Command (Storm MC #7)

“He’s had a lot going on with the club. And he still does, so please don’t bug him with this; he doesn’t need anymore headaches.”


“From what I know about your man, I’m pretty sure he’d want to be bugged about anything concerning you. I’m going to check in with you tonight to see where you’re at.”

We ended the call and I let out a long breath. I loved my best friend, but sometimes she pushed me when I didn’t want to be pushed. Just because someone thought they knew what was best for you didn’t make them right. Sometimes we had thoughts and feelings locked away from everyone that if they knew, they’d understand why we couldn’t yet do what they wanted us to do.

Art might have been like air to me, but my greatest fear was that breathing again might cripple me. Art had a way of unlocking the parts of my soul I kept even from myself. It took a strong woman to confront those kinds of buried truths, and I wasn’t sure I was strong enough at the moment.





* * *



I remember the first day I realised art was my therapy. Sixteen at the time and working through my grief over losing my father, I’d locked myself away every afternoon after school and painted. I’d shut my friends out, but I hadn’t missed them, and I’d actually discovered I needed time with myself to heal. Some people needed to surround themselves with others to get through the hard parts of their lives, but I was the opposite – I needed to go within.

Mixing colours, playing with different techniques and allowing my soul to wash itself over the canvas had been my saviour.

After my conversation with Cassie, I’d left the café and headed home. I wasn’t sure I’d drag my paint out, but I’d sit in my art room and think. Maybe I’d journal. I’d at least go in there, even if only to be able to tell her I’d done what she’d asked. I didn’t want her harassing Scott with this. Not when he needed to be focused completely on Storm.

My art room sat perfectly organised and tidy, nothing out of place. Scott had cleared out his spare room when I’d moved in so I could set myself up in here, but I’d hardly used it. I eyed the bookshelf that held my paints. So much beautiful colour in one place. Moving to the bookshelf, I picked up a tube of turquoise and unscrewed the lid. I squeezed the tube and allowed some paint to escape onto my finger. I then reached for one of my art journals and swiped the paint onto a random page.

My body stilled as I stared at the page in front of me. I’d expected a rush of inspiration or a feeling or a thought or something. Anything. Instead, empty taunted me.

Make it stop!

I don’t want to feel this way anymore.

Stepping away from the bookshelf with the paint, I moved to the desk and dropped the art journal on it. I yanked the chair out and slumped onto it. In frustration, I reached for a pen and began scrawling random words and sentences onto the page with the swipe of turquoise across it.

Why do I feel so lost?

Blank.

Suffering.

When will this end?

What is wrong with me?

Hope.

I will get better.

I feel like I’ve lost myself.

A tear splashed onto the page and another one sat on my eyelash. I didn’t wipe them away. They needed to fall. I need to fall.

I put the pen down and flipped to the first page in the journal. Settling back into the chair, I began to go through my art and read what I’d written. This was the last journal I’d worked on before I had my miscarriage so it held my most recent thoughts.

Over the next hour, I devoured not only this journal, but a few of my other ones. When I was finished, I pulled my legs up so my feet rested on the chair, and wrapped my arms around my legs. And I let the tears fall.

The woman who had bared her soul in those journals was not the woman I was today.

How did I change so much in such a short period of time?

That woman had confidence and faith and belief.

I have none.

I’d been going through the motions of life since my miscarriage and had been so consumed by the daily grind of life that I’d forgotten to live.

Where do I even start to find myself again?

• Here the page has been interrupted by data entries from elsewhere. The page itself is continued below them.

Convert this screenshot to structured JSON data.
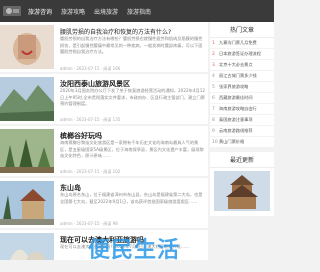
{
  "nav": {
    "items": [
      "旅游咨询",
      "旅游攻略",
      "出境旅游",
      "旅游指南"
    ]
  },
  "articles": [
    {
      "title": "腰肌劳损的自我治疗和恢复的方法有什么?",
      "excerpt": "腰肌劳损的自我治疗方法有哪些？腰肌劳损也就慢性疲劳和肌肉及筋膜的慢性损伤，是引起慢性腰痛中最常见的一种疾病，一般发病时腰部疼痛，可以下面腰肌劳损自我治疗方法。",
      "meta": "admin · 2023-07-15 · 阅读 166"
    },
    {
      "title": "汝阳西泰山旅游风景区",
      "excerpt": "2020年3月国务院办公厅下发了关于恢复旅游经营活动的通知，2022年4月12日上午95时,全市贯彻落实文件要求，市政府办、区县行政主管部门，建立门票预约管理制度。",
      "meta": "admin · 2023-07-15 · 阅读 135"
    },
    {
      "title": "槟榔谷好玩吗",
      "excerpt": "海南槟榔谷黎苗文化旅游区是一家拥有千年历史文化的海南岛最具人气的景区，是五星级国家5A级景区，位于海南保亭县，景区内文化遗产丰富，展现黎苗文化特色，原汁原味……",
      "meta": "admin · 2023-07-15 · 阅读 102"
    },
    {
      "title": "东山岛",
      "excerpt": "东山岛原名东山，位于福建省漳州市东山县，东山岛是福建省第二大岛，也是全国第七大岛，截至2022年9月1日，该岛获评首批国家级旅游度假区……",
      "meta": "admin · 2023-07-15 · 阅读 98"
    },
    {
      "title": "现在可以去澳大利亚旅游吗",
      "excerpt": "现在可以去澳大利亚旅游吗？2022年7月6日，澳大利亚取消入境……",
      "meta": ""
    }
  ],
  "sidebar": {
    "hot_title": "热门文章",
    "hot_items": [
      {
        "num": "1",
        "text": "九寨沟门票几月免费"
      },
      {
        "num": "2",
        "text": "日本旅游签证办理流程"
      },
      {
        "num": "3",
        "text": "北京十大必去景点"
      },
      {
        "num": "4",
        "text": "丽江古城门票多少钱"
      },
      {
        "num": "5",
        "text": "张家界旅游攻略"
      },
      {
        "num": "6",
        "text": "西藏旅游最佳时间"
      },
      {
        "num": "7",
        "text": "海南旅游攻略自由行"
      },
      {
        "num": "8",
        "text": "泰国旅游注意事项"
      },
      {
        "num": "9",
        "text": "云南旅游路线推荐"
      },
      {
        "num": "10",
        "text": "黄山门票价格"
      }
    ],
    "latest_title": "最近更新"
  },
  "watermark": "便民生活",
  "colors": {
    "topbar": "#3a3a3a",
    "accent": "#e36a5a",
    "watermark": "#2896e6"
  }
}
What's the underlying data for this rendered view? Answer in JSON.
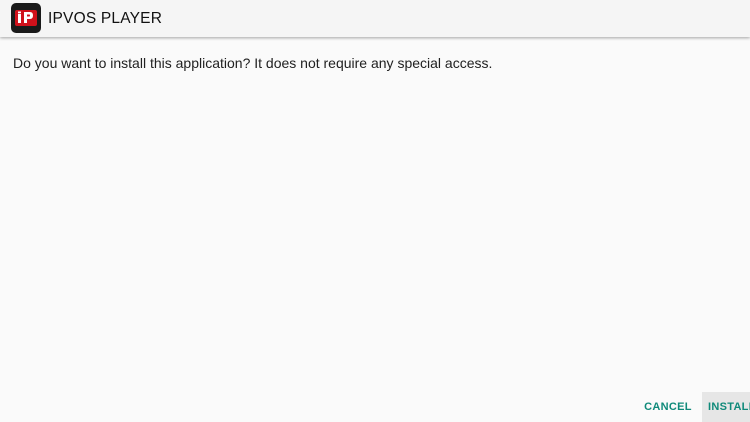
{
  "app": {
    "name": "IPVOS PLAYER",
    "icon": "ipvos-player-logo-icon",
    "icon_letters": "iP",
    "colors": {
      "icon_bg": "#1a1a1a",
      "icon_accent": "#d0111b",
      "button_text": "#0f8a7a"
    }
  },
  "dialog": {
    "message": "Do you want to install this application? It does not require any special access."
  },
  "actions": {
    "cancel_label": "CANCEL",
    "install_label": "INSTALL"
  }
}
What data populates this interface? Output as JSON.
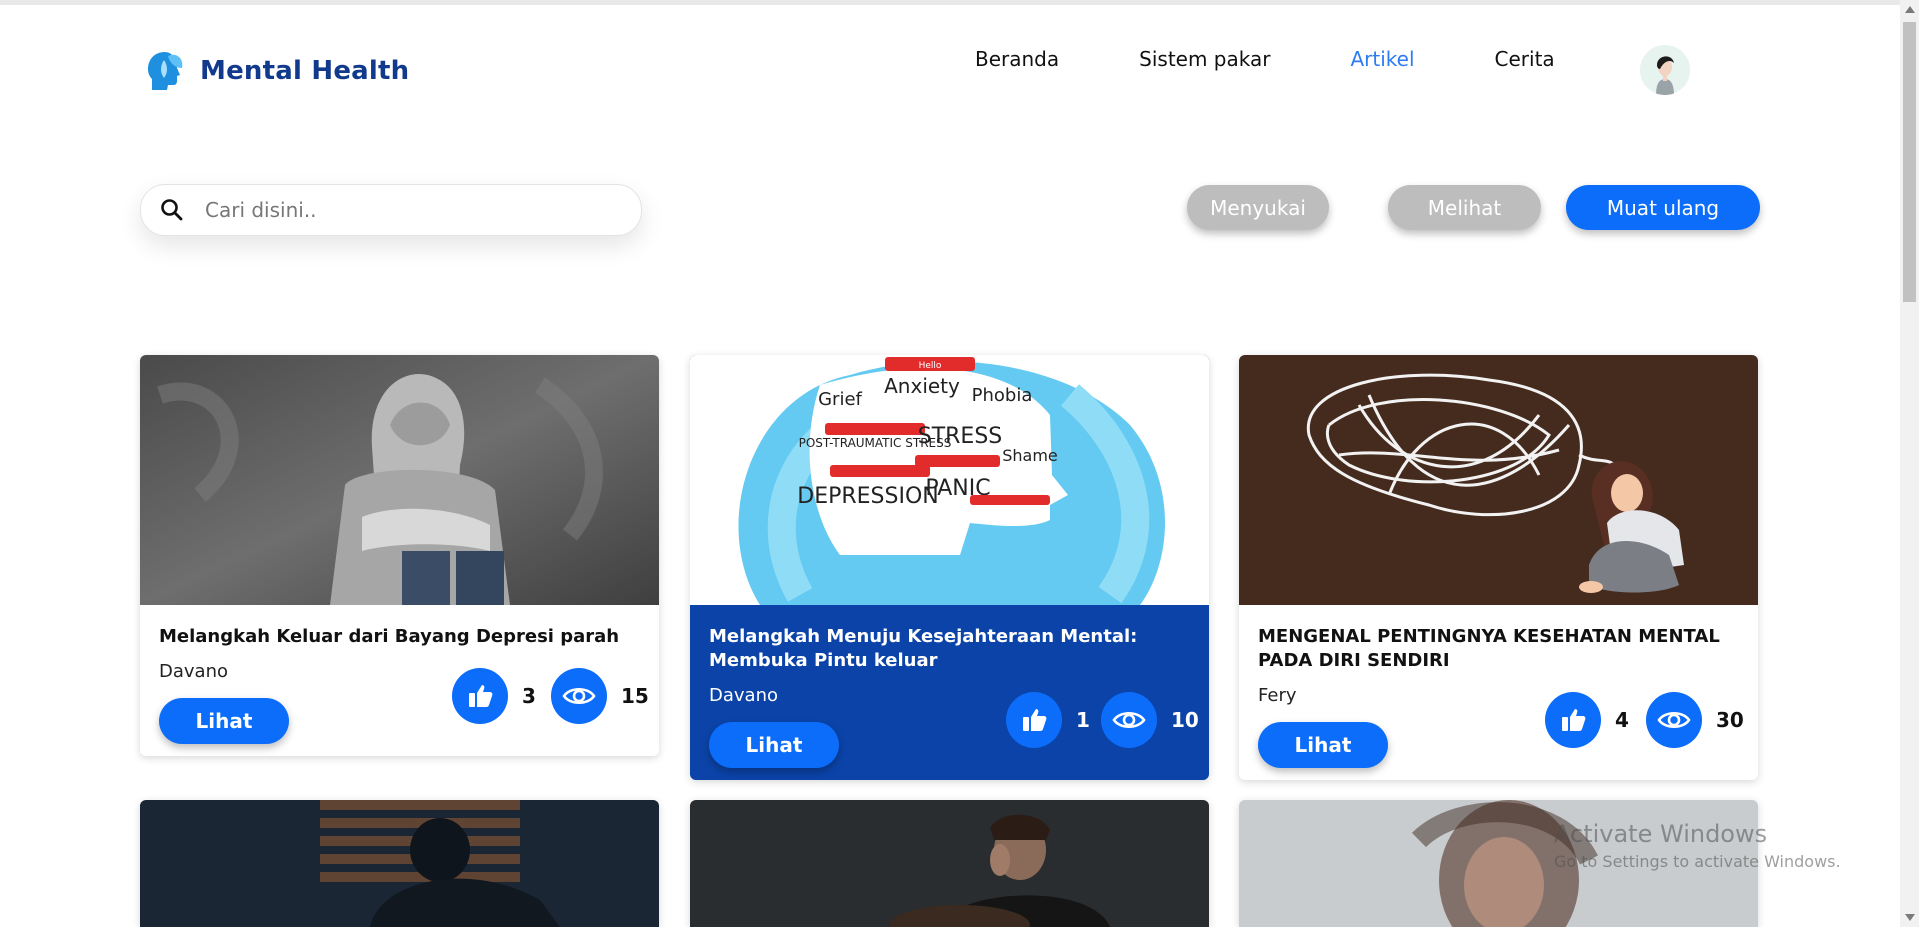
{
  "brand": {
    "name": "Mental Health"
  },
  "nav": {
    "items": [
      {
        "label": "Beranda"
      },
      {
        "label": "Sistem pakar"
      },
      {
        "label": "Artikel",
        "active": true
      },
      {
        "label": "Cerita"
      }
    ]
  },
  "search": {
    "placeholder": "Cari disini.."
  },
  "filters": {
    "liked_label": "Menyukai",
    "viewed_label": "Melihat",
    "reload_label": "Muat ulang"
  },
  "colors": {
    "primary": "#0b6dfa",
    "brand_text": "#123a8c",
    "active_nav": "#2e7bf6",
    "highlight_card": "#0b43a8",
    "inactive_filter": "#bdbdbd"
  },
  "articles": [
    {
      "title": "Melangkah Keluar dari Bayang Depresi parah",
      "author": "Davano",
      "likes": "3",
      "views": "15",
      "button": "Lihat"
    },
    {
      "title": "Melangkah Menuju Kesejahteraan Mental: Membuka Pintu keluar",
      "author": "Davano",
      "likes": "1",
      "views": "10",
      "button": "Lihat",
      "highlighted": true
    },
    {
      "title": "MENGENAL PENTINGNYA KESEHATAN MENTAL PADA DIRI SENDIRI",
      "author": "Fery",
      "likes": "4",
      "views": "30",
      "button": "Lihat"
    }
  ],
  "image_texts": [
    "Hello",
    "Anxiety",
    "Phobia",
    "Grief",
    "POST-TRAUMATIC STRESS",
    "STRESS",
    "Shame",
    "DEPRESSION",
    "PANIC"
  ],
  "watermark": {
    "line1": "Activate Windows",
    "line2": "Go to Settings to activate Windows."
  }
}
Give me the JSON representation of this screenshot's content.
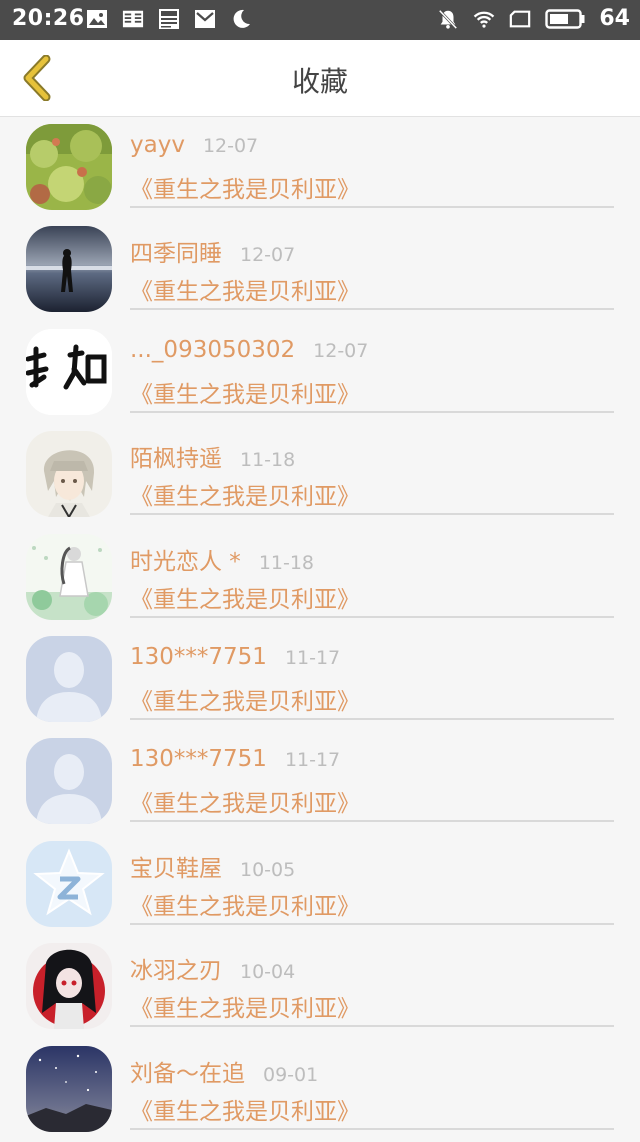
{
  "status_bar": {
    "time": "20:26",
    "battery": "64",
    "left_icons": [
      "image-icon",
      "reader-icon",
      "news-icon",
      "mail-icon",
      "moon-icon"
    ],
    "right_icons": [
      "mute-icon",
      "wifi-icon",
      "screen-icon",
      "battery-icon"
    ]
  },
  "header": {
    "title": "收藏"
  },
  "items": [
    {
      "name": "yayv",
      "date": "12-07",
      "book": "《重生之我是贝利亚》"
    },
    {
      "name": "四季同睡",
      "date": "12-07",
      "book": "《重生之我是贝利亚》"
    },
    {
      "name": "..._093050302",
      "date": "12-07",
      "book": "《重生之我是贝利亚》"
    },
    {
      "name": "陌枫持遥",
      "date": "11-18",
      "book": "《重生之我是贝利亚》"
    },
    {
      "name": "时光恋人 *",
      "date": "11-18",
      "book": "《重生之我是贝利亚》"
    },
    {
      "name": "130***7751",
      "date": "11-17",
      "book": "《重生之我是贝利亚》"
    },
    {
      "name": "130***7751",
      "date": "11-17",
      "book": "《重生之我是贝利亚》"
    },
    {
      "name": "宝贝鞋屋",
      "date": "10-05",
      "book": "《重生之我是贝利亚》"
    },
    {
      "name": "冰羽之刃",
      "date": "10-04",
      "book": "《重生之我是贝利亚》"
    },
    {
      "name": "刘备～在追",
      "date": "09-01",
      "book": "《重生之我是贝利亚》"
    }
  ],
  "avatars": [
    "leaf-photo",
    "lake-silhouette",
    "calligraphy",
    "anime-boy",
    "anime-girl-flowers",
    "default-user",
    "default-user",
    "qzone-star",
    "anime-girl-red",
    "night-sky"
  ],
  "colors": {
    "accent": "#e09a64",
    "date": "#bdbdbd",
    "statusbar": "#4b4b4b",
    "back_arrow": "#e6c23a"
  }
}
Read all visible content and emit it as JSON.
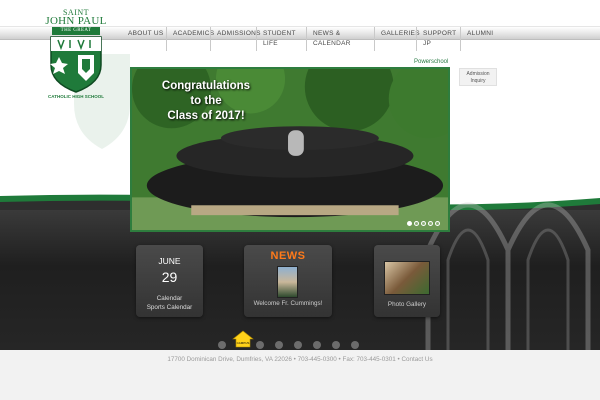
{
  "logo": {
    "saint": "SAINT",
    "name": "JOHN PAUL",
    "the_great": "THE GREAT",
    "school": "CATHOLIC HIGH SCHOOL"
  },
  "nav": {
    "items": [
      "ABOUT US",
      "ACADEMICS",
      "ADMISSIONS",
      "STUDENT LIFE",
      "NEWS & CALENDAR",
      "GALLERIES",
      "SUPPORT JP",
      "ALUMNI"
    ]
  },
  "links": {
    "powerschool": "Powerschool",
    "admission_inquiry": "Admission Inquiry"
  },
  "hero": {
    "headline_line1": "Congratulations",
    "headline_line2": "to the",
    "headline_line3": "Class of 2017!",
    "slide_count": 5,
    "active_slide": 1
  },
  "calendar_tile": {
    "month": "JUNE",
    "day": "29",
    "link1": "Calendar",
    "link2": "Sports Calendar"
  },
  "news_tile": {
    "heading": "NEWS",
    "caption": "Welcome Fr. Cummings!"
  },
  "photo_tile": {
    "caption": "Photo Gallery"
  },
  "bubbles": {
    "house_label": "CAMPUS",
    "count": 7
  },
  "footer": {
    "address": "17700 Dominican Drive, Dumfries, VA 22026",
    "phone": "703-445-0300",
    "fax": "Fax: 703-445-0301",
    "contact": "Contact Us"
  },
  "colors": {
    "brand_green": "#1f7a3a",
    "news_orange": "#ff7a1a",
    "dark_bg": "#262626"
  }
}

I shoved the chair back and stood. God, I was seriously annoying myself with the back and forth of emotions. This couldn’t be healthy for anyone. Could it? Raking my fingers through my hair, I blew out a long, pissed off breath.

I wanted to scream.

I wanted to kick something.

I wanted the madness in my mind to stop!

Stalking back to the bookshelf housing the paints, I grabbed as many tubes as I could hold and carried them back to the desk. I then opened my art journal again, picked up a paintbrush, and painted.

I had no idea what I’d paint – I simply let the art take over and allowed my soul to spill onto the page.

Hours passed.

I didn’t stop to eat.

I kept on painting.

Vibrant colour filled my pages and at some point, I moved to canvas.

More hours passed.

I moved to the floor of my art room.